Une Pepsi a-t-elle un goût différent qu'un Coca ?

« A l’aveugle, il est impossible de reconnaître le Pepsi du Coca. » Les accros aux sodas marron, nombreux dans la rédaction de Rue89, comparaient les vertus des deux breuvages quand j’ai osé lancer cette hérésie. La bronca fut immédiate : tous ont répondu qu’ils étaient « évidemment » capables de les distinguer.

D’où l’idée de leur lancer ce petit défi : faire la différence, à l’aide de leurs seules papilles, entre quatre colas différents : du Coca, du Coca Light, du Pepsi et du Coca Leader Price.

Une expérience pas si anodine : les deux firmes s’affrontent depuis des années sur un marché gigantesque, investissant chaque année des milliards d’euros en marketing. Une guerre commerciale sans merci, menée dans le monde entier (même dans l’espace), à l’aide d’études pseudo-scientifiques et qui suscite moult sondages sur le Net.

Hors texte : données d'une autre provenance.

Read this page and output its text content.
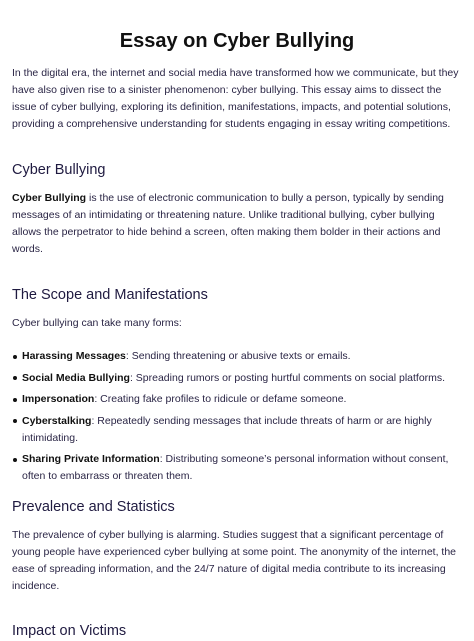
Essay on Cyber Bullying

In the digital era, the internet and social media have transformed how we communicate, but they have also given rise to a sinister phenomenon: cyber bullying. This essay aims to dissect the issue of cyber bullying, exploring its definition, manifestations, impacts, and potential solutions, providing a comprehensive understanding for students engaging in essay writing competitions.

Cyber Bullying

Cyber Bullying is the use of electronic communication to bully a person, typically by sending messages of an intimidating or threatening nature. Unlike traditional bullying, cyber bullying allows the perpetrator to hide behind a screen, often making them bolder in their actions and words.

The Scope and Manifestations

Cyber bullying can take many forms:

Harassing Messages: Sending threatening or abusive texts or emails.
Social Media Bullying: Spreading rumors or posting hurtful comments on social platforms.
Impersonation: Creating fake profiles to ridicule or defame someone.
Cyberstalking: Repeatedly sending messages that include threats of harm or are highly intimidating.
Sharing Private Information: Distributing someone’s personal information without consent, often to embarrass or threaten them.
Prevalence and Statistics

The prevalence of cyber bullying is alarming. Studies suggest that a significant percentage of young people have experienced cyber bullying at some point. The anonymity of the internet, the ease of spreading information, and the 24/7 nature of digital media contribute to its increasing incidence.

Impact on Victims
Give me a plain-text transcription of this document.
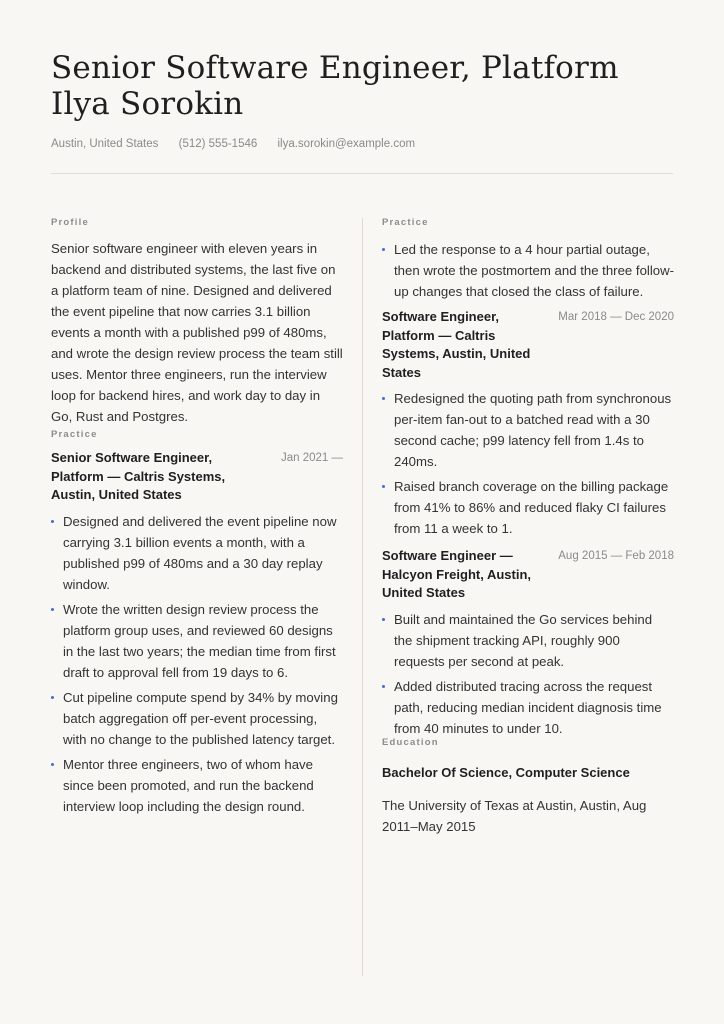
Senior Software Engineer, Platform
Ilya Sorokin
Austin, United States (512) 555-1546 ilya.sorokin@example.com

Profile

Senior software engineer with eleven years in backend and distributed systems, the last five on a platform team of nine. Designed and delivered the event pipeline that now carries 3.1 billion events a month with a published p99 of 480ms, and wrote the design review process the team still uses. Mentor three engineers, run the interview loop for backend hires, and work day to day in Go, Rust and Postgres.

Practice

Senior Software Engineer, Platform — Caltris Systems, Austin, United States

Jan 2021 —
Designed and delivered the event pipeline now carrying 3.1 billion events a month, with a published p99 of 480ms and a 30 day replay window.
Wrote the written design review process the platform group uses, and reviewed 60 designs in the last two years; the median time from first draft to approval fell from 19 days to 6.
Cut pipeline compute spend by 34% by moving batch aggregation off per-event processing, with no change to the published latency target.
Mentor three engineers, two of whom have since been promoted, and run the backend interview loop including the design round.

Practice

Led the response to a 4 hour partial outage, then wrote the postmortem and the three follow-up changes that closed the class of failure.

Software Engineer, Platform — Caltris Systems, Austin, United States

Mar 2018 — Dec 2020
Redesigned the quoting path from synchronous per-item fan-out to a batched read with a 30 second cache; p99 latency fell from 1.4s to 240ms.
Raised branch coverage on the billing package from 41% to 86% and reduced flaky CI failures from 11 a week to 1.

Software Engineer — Halcyon Freight, Austin, United States

Aug 2015 — Feb 2018
Built and maintained the Go services behind the shipment tracking API, roughly 900 requests per second at peak.
Added distributed tracing across the request path, reducing median incident diagnosis time from 40 minutes to under 10.

Education

Bachelor Of Science, Computer Science

The University of Texas at Austin, Austin, Aug 2011–May 2015
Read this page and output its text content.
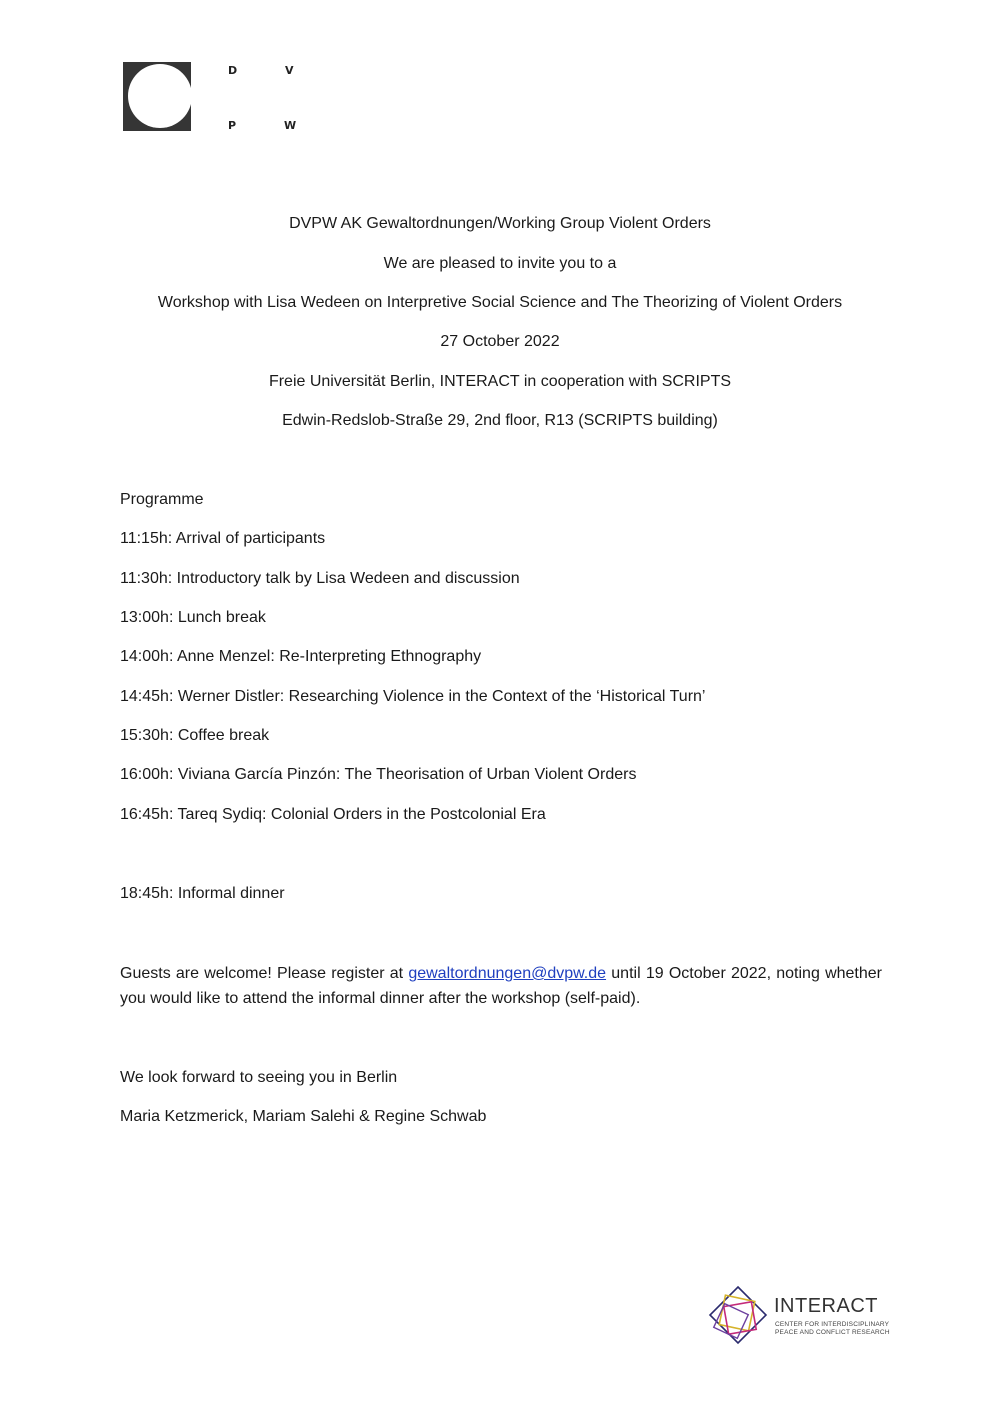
D	V
P	W
DVPW AK Gewaltordnungen/Working Group Violent Orders
We are pleased to invite you to a
Workshop with Lisa Wedeen on Interpretive Social Science and The Theorizing of Violent Orders
27 October 2022
Freie Universität Berlin, INTERACT in cooperation with SCRIPTS
Edwin-Redslob-Straße 29, 2nd floor, R13 (SCRIPTS building)
Programme
11:15h: Arrival of participants
11:30h: Introductory talk by Lisa Wedeen and discussion
13:00h: Lunch break
14:00h: Anne Menzel: Re-Interpreting Ethnography
14:45h: Werner Distler: Researching Violence in the Context of the ‘Historical Turn’
15:30h: Coffee break
16:00h: Viviana García Pinzón: The Theorisation of Urban Violent Orders
16:45h: Tareq Sydiq: Colonial Orders in the Postcolonial Era
18:45h: Informal dinner
Guests are welcome! Please register at gewaltordnungen@dvpw.de until 19 October 2022, noting whether you would like to attend the informal dinner after the workshop (self-paid).
We look forward to seeing you in Berlin
Maria Ketzmerick, Mariam Salehi & Regine Schwab
INTERACT
CENTER FOR INTERDISCIPLINARY
PEACE AND CONFLICT RESEARCH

Mais à quoi bon si, finalement, le Pepsi et le Coca ont le même goût ? (Voir la vidéo.)

La caméra éteinte, une dizaine d’autres candidats ont tenté leur chance, et seul l’un d’entre eux a réitéré l’exploit de Julien. La plupart ont cependant été incapables de distinguer le Pepsi du Coca Classic.

Avec de tels résultats, difficile de tirer une conclusion. Annick Faurion, chargée de recherche au CNRS et spécialiste du goût, a bien voulu éclairer notre lanterne. Premier enseignement : nos papilles sont tout à fait capables de distinguer le Coca du Pepsi. Elles font même bien mieux.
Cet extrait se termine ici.